Assumindo o cargo, o ex-presidente passaria a ter foro privilegiado. Assim, Menem poderia ficar imune aos inúmeros processos que enfrenta. O ex-presidente chegou a permanecer mais de cinco meses em prisão domiciliar por tráfico de armas em 2001. Com a vitória de Kirchner, Duhalde pode querer se vingar de Menem e dos menemistas, tentando fazer com que a Justiça os puna.
Politicamente, no entanto, Menem deve continuar atuando. Um de seus objetivos pode ser desestabilizar o governo de Kirchner, "buscando criar o caos". Assim, para Wargen, que escreveu o livro "Pizza con Champán; Crónica de la Fiesta Menemista", Menem sonha em voltar como mártir à Casa Rosada. "Mas Kirchner não será um De la Rúa", afirma.
Para Wargen, "será muito difícil Menem tolerar essa derrota. Foi como tirar o brinquedo de um garoto mimado". Porém a escritora afirma que, analisando o passado, "essa renúncia não significa que ele ficará de fora, sem tentar voltar. O difícil será conseguir".
"O menemismo, com suas mulheres deslumbradas, seus homens processados pela Justiça, suas viagens para Miami, tudo isso chegou ao fim" diz a escritora.
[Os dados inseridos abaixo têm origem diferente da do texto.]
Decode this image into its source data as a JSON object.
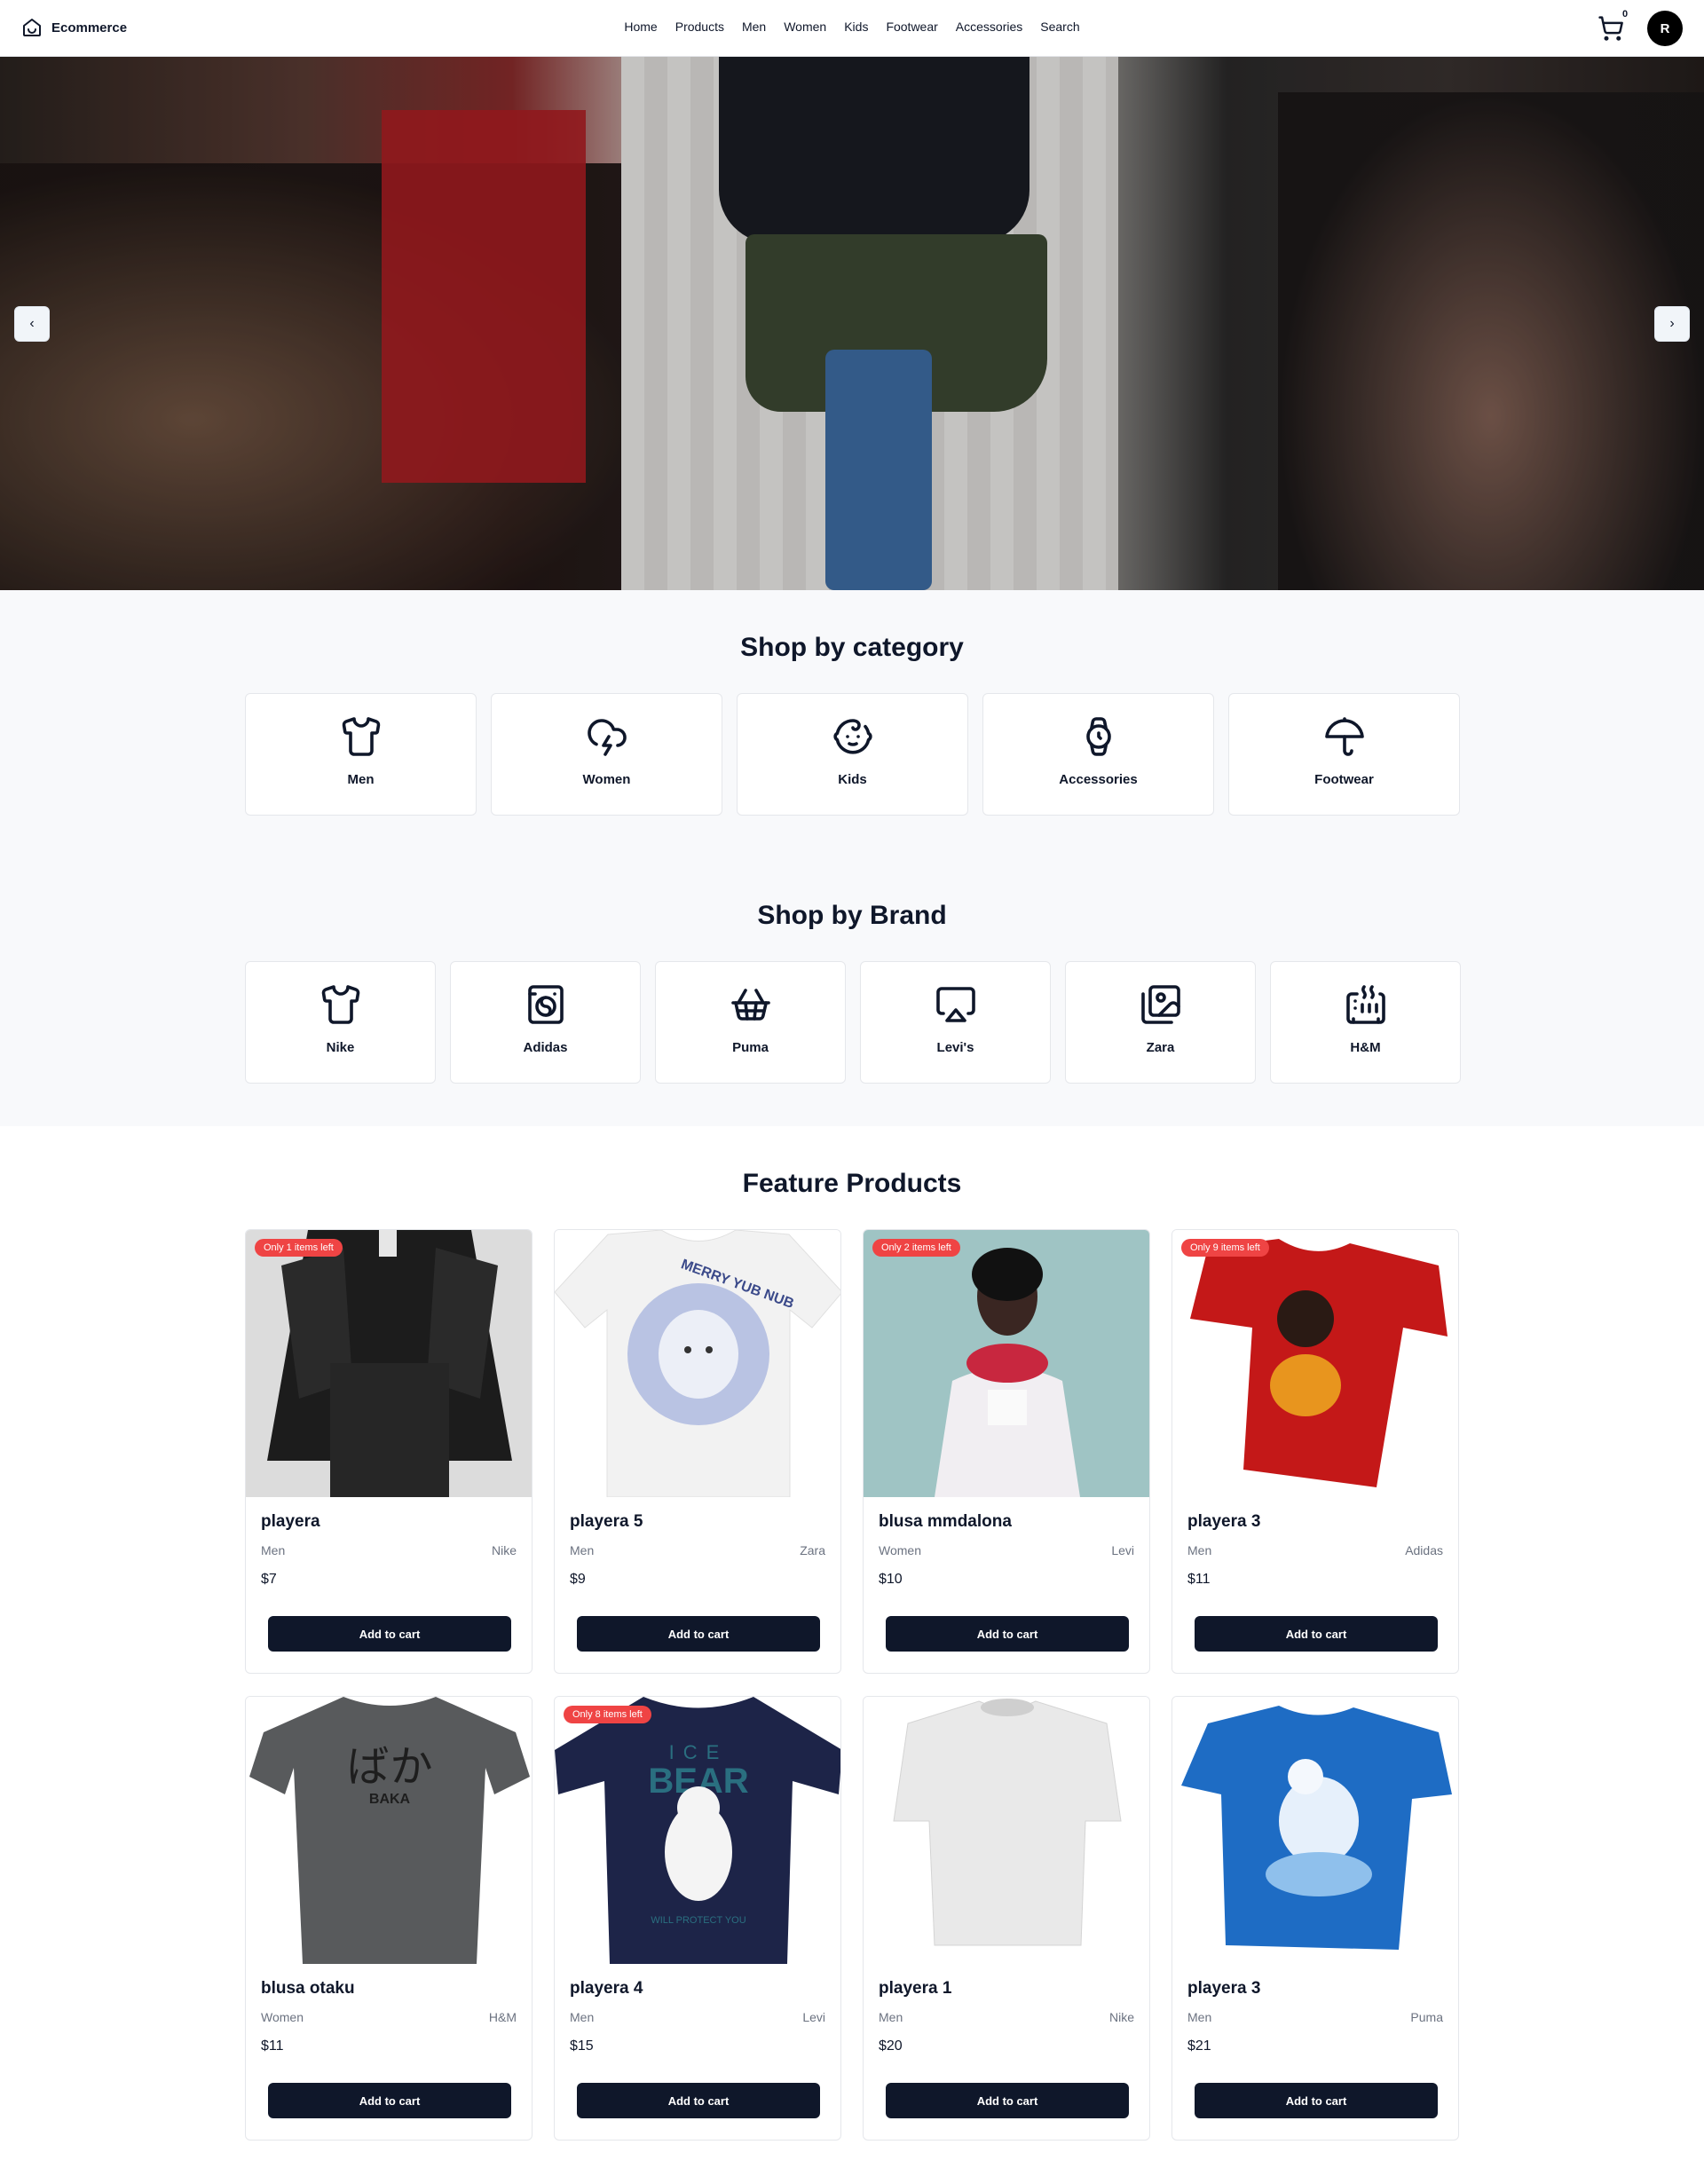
{
  "header": {
    "brand": "Ecommerce",
    "nav": [
      "Home",
      "Products",
      "Men",
      "Women",
      "Kids",
      "Footwear",
      "Accessories",
      "Search"
    ],
    "cart_count": "0",
    "avatar_initial": "R"
  },
  "hero": {
    "prev_label": "‹",
    "next_label": "›"
  },
  "categories": {
    "title": "Shop by category",
    "items": [
      {
        "label": "Men",
        "icon": "shirt-icon"
      },
      {
        "label": "Women",
        "icon": "cloud-lightning-icon"
      },
      {
        "label": "Kids",
        "icon": "baby-icon"
      },
      {
        "label": "Accessories",
        "icon": "watch-icon"
      },
      {
        "label": "Footwear",
        "icon": "umbrella-icon"
      }
    ]
  },
  "brands": {
    "title": "Shop by Brand",
    "items": [
      {
        "label": "Nike",
        "icon": "shirt-icon"
      },
      {
        "label": "Adidas",
        "icon": "washing-machine-icon"
      },
      {
        "label": "Puma",
        "icon": "shopping-basket-icon"
      },
      {
        "label": "Levi's",
        "icon": "airplay-icon"
      },
      {
        "label": "Zara",
        "icon": "images-icon"
      },
      {
        "label": "H&M",
        "icon": "heater-icon"
      }
    ]
  },
  "products": {
    "title": "Feature Products",
    "button_label": "Add to cart",
    "items": [
      {
        "name": "playera",
        "category": "Men",
        "brand": "Nike",
        "price": "$7",
        "badge": "Only 1 items left"
      },
      {
        "name": "playera 5",
        "category": "Men",
        "brand": "Zara",
        "price": "$9",
        "badge": ""
      },
      {
        "name": "blusa mmdalona",
        "category": "Women",
        "brand": "Levi",
        "price": "$10",
        "badge": "Only 2 items left"
      },
      {
        "name": "playera 3",
        "category": "Men",
        "brand": "Adidas",
        "price": "$11",
        "badge": "Only 9 items left"
      },
      {
        "name": "blusa otaku",
        "category": "Women",
        "brand": "H&M",
        "price": "$11",
        "badge": ""
      },
      {
        "name": "playera 4",
        "category": "Men",
        "brand": "Levi",
        "price": "$15",
        "badge": "Only 8 items left"
      },
      {
        "name": "playera 1",
        "category": "Men",
        "brand": "Nike",
        "price": "$20",
        "badge": ""
      },
      {
        "name": "playera 3",
        "category": "Men",
        "brand": "Puma",
        "price": "$21",
        "badge": ""
      }
    ],
    "image_text": {
      "merry": "MERRY YUB NUB",
      "ice": "ICE",
      "bear": "BEAR",
      "will": "WILL PROTECT YOU",
      "baka_jp": "ばか",
      "baka": "BAKA"
    }
  },
  "colors": {
    "primary": "#0f172a",
    "badge": "#ef4444",
    "section_bg": "#f8f9fb"
  }
}
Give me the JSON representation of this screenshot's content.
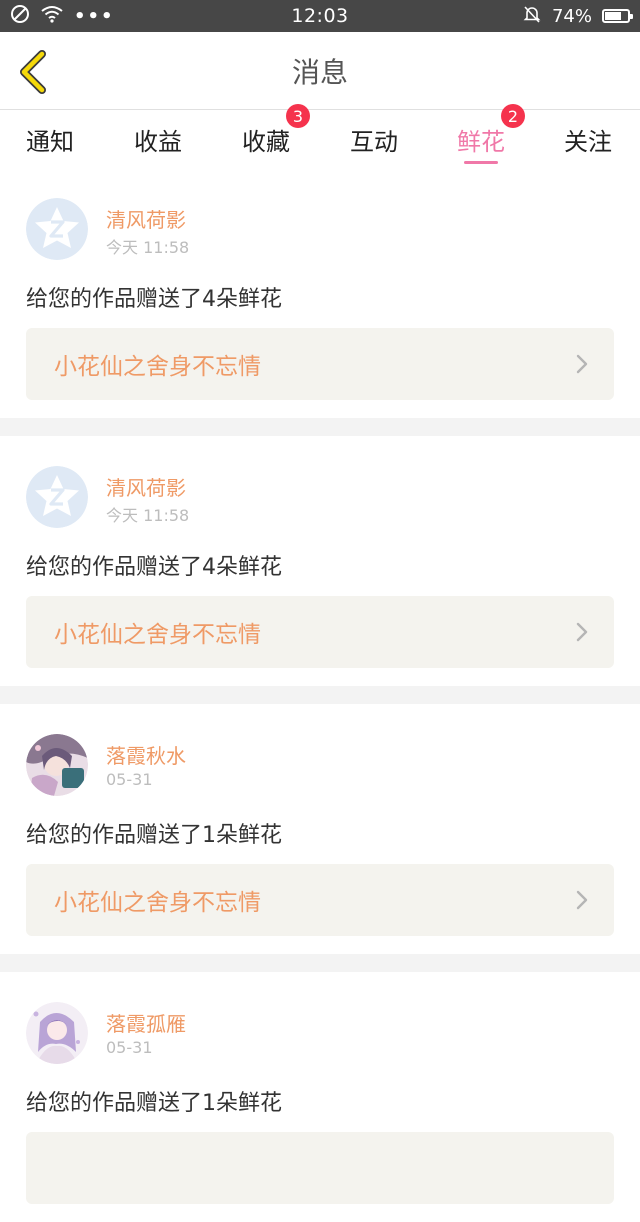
{
  "status_bar": {
    "time": "12:03",
    "battery": "74%",
    "battery_level": 0.74,
    "more_dots": "•••"
  },
  "header": {
    "title": "消息"
  },
  "tabs": [
    {
      "label": "通知"
    },
    {
      "label": "收益"
    },
    {
      "label": "收藏",
      "badge": "3"
    },
    {
      "label": "互动"
    },
    {
      "label": "鲜花",
      "badge": "2",
      "active": true
    },
    {
      "label": "关注"
    }
  ],
  "messages": [
    {
      "user": "清风荷影",
      "time": "今天 11:58",
      "text": "给您的作品赠送了4朵鲜花",
      "work": "小花仙之舍身不忘情",
      "avatar": "default-avatar"
    },
    {
      "user": "清风荷影",
      "time": "今天 11:58",
      "text": "给您的作品赠送了4朵鲜花",
      "work": "小花仙之舍身不忘情",
      "avatar": "default-avatar"
    },
    {
      "user": "落霞秋水",
      "time": "05-31",
      "text": "给您的作品赠送了1朵鲜花",
      "work": "小花仙之舍身不忘情",
      "avatar": "anime-avatar-1"
    },
    {
      "user": "落霞孤雁",
      "time": "05-31",
      "text": "给您的作品赠送了1朵鲜花",
      "work": "",
      "avatar": "anime-avatar-2"
    }
  ],
  "colors": {
    "accent_pink": "#f078a8",
    "username_orange": "#ef9a66",
    "badge_red": "#f5334d",
    "back_arrow_yellow": "#f5d90a",
    "status_bar_bg": "#474747"
  }
}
Por enquanto, Menem deve sair de cena, indo para Anillaco (La Rioja), onde nasceu em 2 de julho de 1930, após ver "morrer" seu sonho de tentar regressar ao poder em Buenos Aires.
Uma repetição cômica da tentativa de regresso de outro grande riojano: o caudilho Facundo Quiroga. No século 19, Quiroga acabou morto, apesar das advertências de seus aliados do risco que corria ao tentar ir combater o poder central em Buenos Aires.
Porém, ao contrário de Quiroga, que morreu lutando, Menem desistiu. Agora deve ser lembrado não só como o homem que acabou com a inflação e desestatizou o país mas também como corrupto e covarde. Dificilmente se refugiará em uma chácara, como De la Rúa, ou em praias brasileiras, como Chacho. "Menem foi maior do que eles", diz Wargen.